O governo de Berlim também enfrenta os desafios impostos pela guerra da Rússia na Ucrânia e pelo iminente retorno de Donald Trump à Casa Branca, que coloca em dúvida as futuras relações comerciais com os Estados Unidos.
Essas questões foram o foco do acalorado debate desta segunda-feira entre Scholz, Merz e outros líderes políticos.
Por fim, 207 parlamentares mantiveram a confiança em Scholz, enquanto 394 votaram contra, com 116 abstenções.
Durante o debate, Scholz argumentou que seu governo conseguiu fortalecer as forças armadas que os governos anteriores, liderados pela CDU, haviam deixado "em um estado deplorável".
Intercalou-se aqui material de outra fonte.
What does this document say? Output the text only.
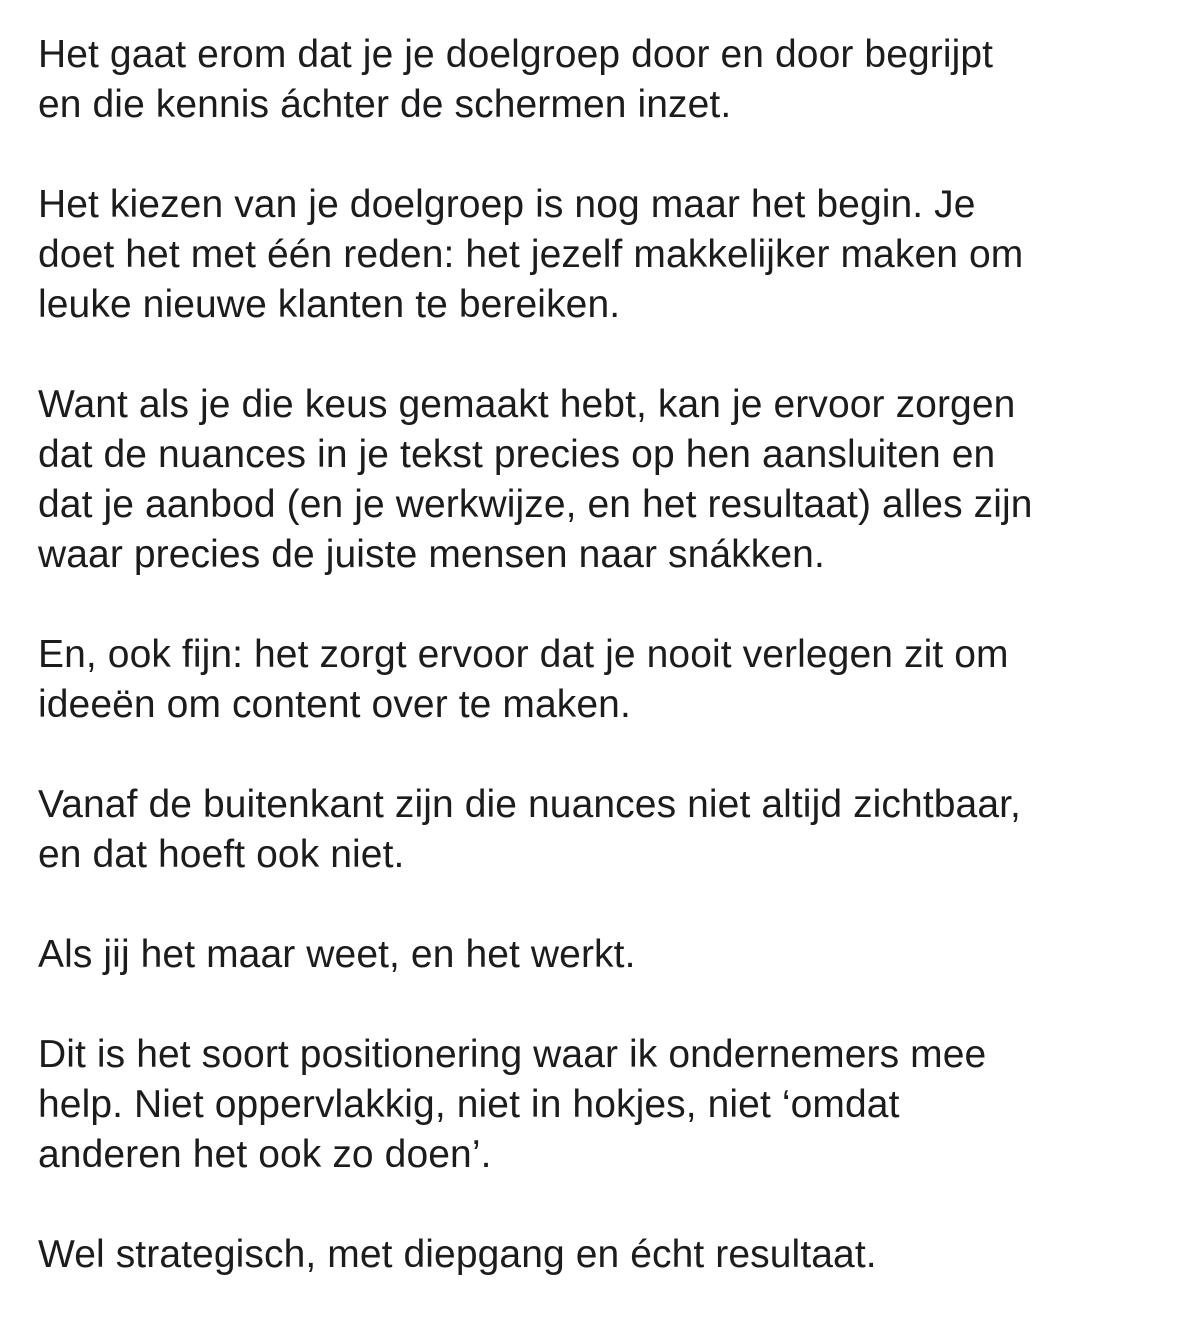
Het gaat erom dat je je doelgroep door en door begrijpt
en die kennis áchter de schermen inzet.

Het kiezen van je doelgroep is nog maar het begin. Je
doet het met één reden: het jezelf makkelijker maken om
leuke nieuwe klanten te bereiken.

Want als je die keus gemaakt hebt, kan je ervoor zorgen
dat de nuances in je tekst precies op hen aansluiten en
dat je aanbod (en je werkwijze, en het resultaat) alles zijn
waar precies de juiste mensen naar snákken.

En, ook fijn: het zorgt ervoor dat je nooit verlegen zit om
ideeën om content over te maken.

Vanaf de buitenkant zijn die nuances niet altijd zichtbaar,
en dat hoeft ook niet.

Als jij het maar weet, en het werkt.

Dit is het soort positionering waar ik ondernemers mee
help. Niet oppervlakkig, niet in hokjes, niet ‘omdat
anderen het ook zo doen’.

Wel strategisch, met diepgang en écht resultaat.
"Já é hora de investir poderosamente e de forma decisiva na Alemanha", disse Scholz, alertando que "uma potência nuclear altamente armada [Rússia] está travando uma guerra na Europa a apenas duas horas de voo daqui".
Merz, no entanto, respondeu que Scholz havia abandonado o país "em uma das maiores crises econômicas do pós-guerra". "Você teve sua chance, mas não a aproveitou [...] O senhor, Scholz, não merece confiança", disse.
Merz, um ex-advogado que nunca ocupou um cargo no governo, foi um dos principais críticos da coalizão tripartite, que se desfez por desacordos fiscais e econômicos.
Em 6 de novembro, quando Scholz demitiu seu ministro das finanças, Christian Lindner, do FDP, a coalizão colapsou.
Scholz voltou a criticar Lindner nesta segunda-feira pelo "sabotagem" que destruiu a coalizão e prejudicou "a reputação da democracia".
Desde a saída do FDP, Scholz lidera um governo minoritário com os Verdes, incapaz de aprovar projetos de lei importantes ou um novo orçamento.
O panorama político alemão está mais fragmentado do que nunca desde o surgimento, nos últimos anos, do partido de extrema direita Alternativa para a Alemanha (AfD).
A AfD passou de ser um partido marginal eurocético a se tornar uma força política importante, e agora conta com cerca de 18% do apoio do eleitorado.